Terlepas dari keputusan yang salah yang telah mereka perbuat sehingga terjadi kehamilan di luar nikah, saya sangat menghormati keputusan mereka untuk tidak melakukan aborsi guna menutup aib. Saya juga menghormati kesungguhan mereka merawat dan membesarkan bayi tersebut dengan penuh kasih sayang.

Bisa saya bayangkan, betapa mereka harus berjuang menahan malu atas buah perbuatan salah mereka. Bisa saya bayangkan hari-hari yang dilalui dengan kepala yang tertunduk ketika mengandung tanpa suami. Dan betapa menyedihkan ketika melahirkan tanpa didampingi oleh suami. Bahkan mengurus akta kelahiran tanpa mencantumkan nama ayah si jabang bayi.

Juga bisa saya bayangkan betapa pilu hatinya ketika anaknya bertanya,”Kok aku gak punya ayah, Bu? Mengapa ayahku gak pernah bersamaku?” Wah..entah apa yang akan saya lakukan jika saya di posisi mereka.

Beruntung kedua teman saya ini memiliki keluarga yang berjiwa besar dan perkasa. Mereka memiliki keluarga yang mau menerima dengan lapang dada atas kejadian yang menimpa puteri mereka. Saya yakin keluarga mereka pun harus menanggung malu sesaat atas kejadian itu. Tapi toh mereka tetap ada bagi mereka, menerima mereka tanpa hujatan dan penghakiman yang malah menambah beban mental.

Beruntung teman-teman saya ini hidup di komunitas yang sehat dan waras. Yang menanggalkan keinginan untuk menghakimi perbuataan yang sudah terlanjur itu dan memilih untuk mendampingi hari-hari berat yang harus dilewati Elsye dan Elma. Mendukung, menopang, bahkan mendorong Elsye dan Elma untuk menjalani hidup dengan wajar dan menghadapinya dengan kepala yang tegak.

Beruntung teman-teman saya ini hidup di bawah pengasuhan hamba-hamba Tuhan yang tidak menghakimi, mengasingkan, dan mendeskriminasikan mereka. Tapi dengan sadar mengatakan, yang sudah terjadi tidak bisa dibatalkan dan harus menghadapi hidup dengan tegar dan berani apa pun resikonya.

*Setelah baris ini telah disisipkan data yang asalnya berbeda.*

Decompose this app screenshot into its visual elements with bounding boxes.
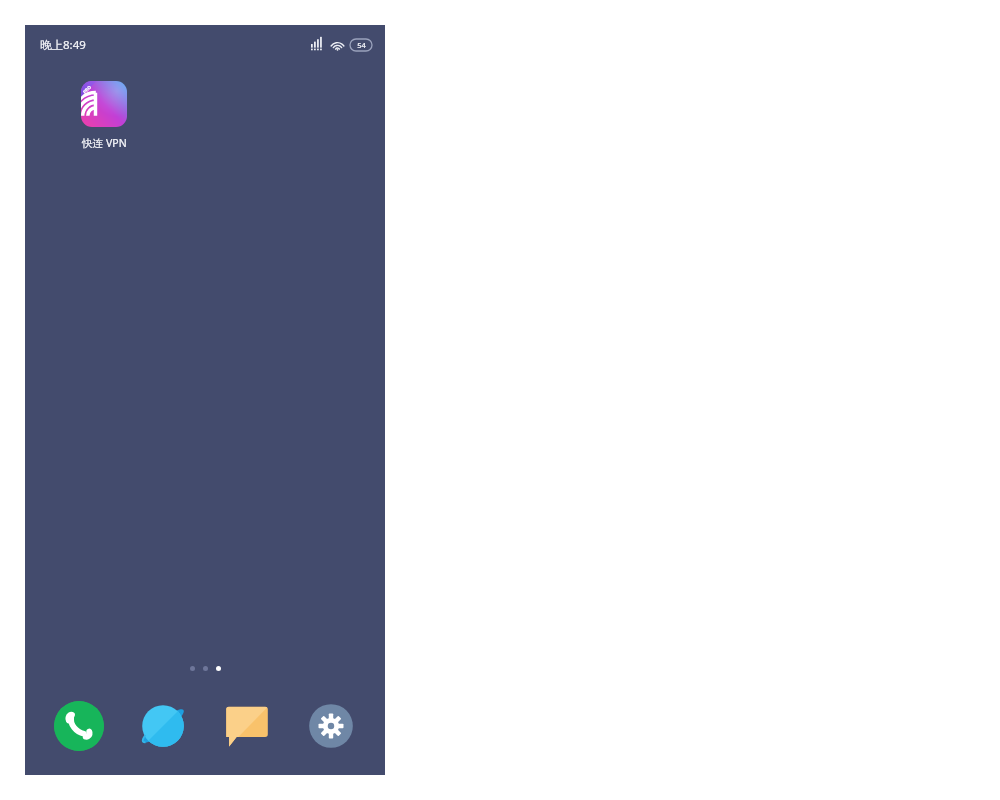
button[interactable]: Messages	[221, 700, 273, 752]
button[interactable]: Settings	[305, 700, 357, 752]
button[interactable]: PRO	[69, 81, 139, 150]
staticText: 快连 VPN	[82, 136, 127, 150]
staticText: PRO	[81, 83, 93, 95]
staticText: 晚上8:49	[40, 37, 86, 53]
staticText: 54	[357, 40, 366, 50]
button[interactable]: Phone	[53, 700, 105, 752]
button[interactable]: Browser	[137, 700, 189, 752]
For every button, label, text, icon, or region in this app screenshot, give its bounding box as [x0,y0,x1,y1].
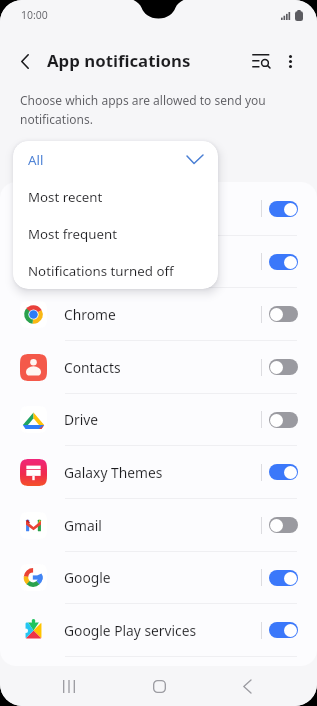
staticText: App notifications [47,49,191,72]
staticText: Drive [64,410,99,429]
button[interactable]: Enabled [269,622,298,638]
button[interactable]: Enabled [269,201,298,217]
button[interactable]: Calendar [0,182,317,235]
button[interactable]: Most recent [13,178,218,215]
button[interactable]: Disabled [269,306,298,322]
staticText: Chrome [64,305,116,324]
button[interactable]: Recent apps [49,666,89,706]
staticText: Choose which apps are allowed to send yo… [20,92,272,128]
staticText: Most recent [28,188,103,206]
staticText: Contacts [64,358,121,377]
staticText: Most frequent [28,225,117,243]
button[interactable]: Navigate up [8,44,42,78]
button[interactable]: Enabled [269,464,298,480]
button[interactable]: Galaxy Themes [0,446,317,498]
button[interactable]: Camera [0,236,317,287]
button[interactable]: Gmail [0,499,317,551]
button[interactable]: Enabled [269,570,298,586]
button[interactable]: Disabled [269,517,298,533]
staticText: Galaxy Themes [64,463,163,482]
button[interactable]: Chrome [0,288,317,340]
button[interactable]: Drive [0,394,317,445]
button[interactable]: More options [273,44,307,78]
staticText: 10:00 [21,8,48,22]
staticText: Camera [64,252,115,271]
button[interactable]: All [13,141,218,178]
staticText: Google Play services [64,621,197,640]
staticText: Gmail [64,516,102,535]
button[interactable]: Google [0,552,317,603]
button[interactable]: Most frequent [13,215,218,252]
button[interactable]: Enabled [269,254,298,270]
staticText: Google [64,568,111,587]
button[interactable]: Back [227,666,267,706]
staticText: All [28,151,44,169]
button[interactable]: Disabled [269,412,298,428]
staticText: Notifications turned off [28,262,174,280]
button[interactable]: Notifications turned off [13,252,218,289]
button[interactable]: Search [244,44,278,78]
staticText: Calendar [64,199,123,218]
button[interactable]: Home [139,666,179,706]
button[interactable]: Contacts [0,341,317,393]
button[interactable]: Google Play services [0,604,317,656]
button[interactable]: Disabled [269,359,298,375]
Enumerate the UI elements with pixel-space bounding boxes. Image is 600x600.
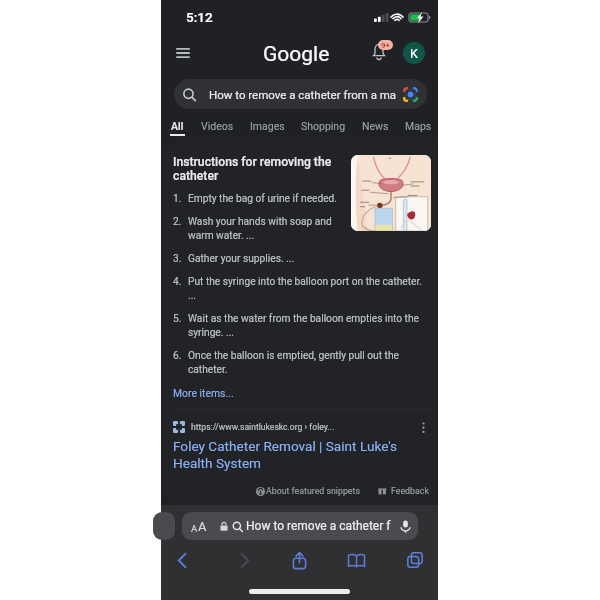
button[interactable]: Images	[250, 120, 285, 132]
staticText: News	[362, 120, 389, 132]
staticText: All	[171, 120, 184, 132]
staticText: 9+	[381, 41, 391, 50]
button[interactable]: Tabs	[398, 543, 432, 577]
staticText: Wash your hands with soap and warm water…	[188, 216, 340, 242]
button[interactable]: Menu	[168, 38, 198, 68]
staticText: Wait as the water from the balloon empti…	[188, 313, 424, 339]
button[interactable]: Maps	[405, 120, 432, 132]
staticText: Instructions for removing the catheter	[173, 155, 337, 183]
button[interactable]: About featured snippets	[256, 486, 360, 496]
button[interactable]: More items...	[173, 387, 234, 399]
staticText: A	[198, 519, 207, 534]
button[interactable]: How to remove a catheter from a ma	[174, 79, 427, 109]
staticText: Empty the bag of urine if needed.	[188, 193, 340, 205]
staticText: Videos	[201, 120, 234, 132]
staticText: 5:12	[186, 9, 213, 25]
staticText: Once the balloon is emptied, gently pull…	[188, 350, 424, 376]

Suatu petuah yang tidak hanya berhenti di petuah saja, melainkan difasilitasi atau didukung dengan dukungan moral, sikap yang terbuka dan tetap bersahabat…

Bagaimana dengan kisah serupa di luar jangkauan pengetahuan saya? Mungkin terjadi hal-hal yang sebaliknya mereka rasakan. Tak ada dukungan dari keluarga, ada penghakiman dari teman-temannya, bahkan ada sikap deskriminatif dari hamba-hamba Tuhan di sekeliling mereka..

Saya bukanlah termasuk pendukung Free Sex , Free Life ataupun Sex Pra Nikah..bukan.. Tapi saya akan belajar menjadi teman yang bijaksana jika kelak saya menjumpai kejadian serupa di sekeliling saya.

Dari pada menjadi hakim untuk kesalahan, lebih baik menjadi sahabat supaya mereka tetap Pro Life dan anti abortion. Supaya mereka yang terjatuh karena dosa yang mereka lakukan bisa kembali berdiri tegak dan menjalani hidup dengan bahagia. Toh saya juga bukan orang yang sangat suci dan sempurna. Toh saya juga orang yang masih bisa berbuat kesalahan…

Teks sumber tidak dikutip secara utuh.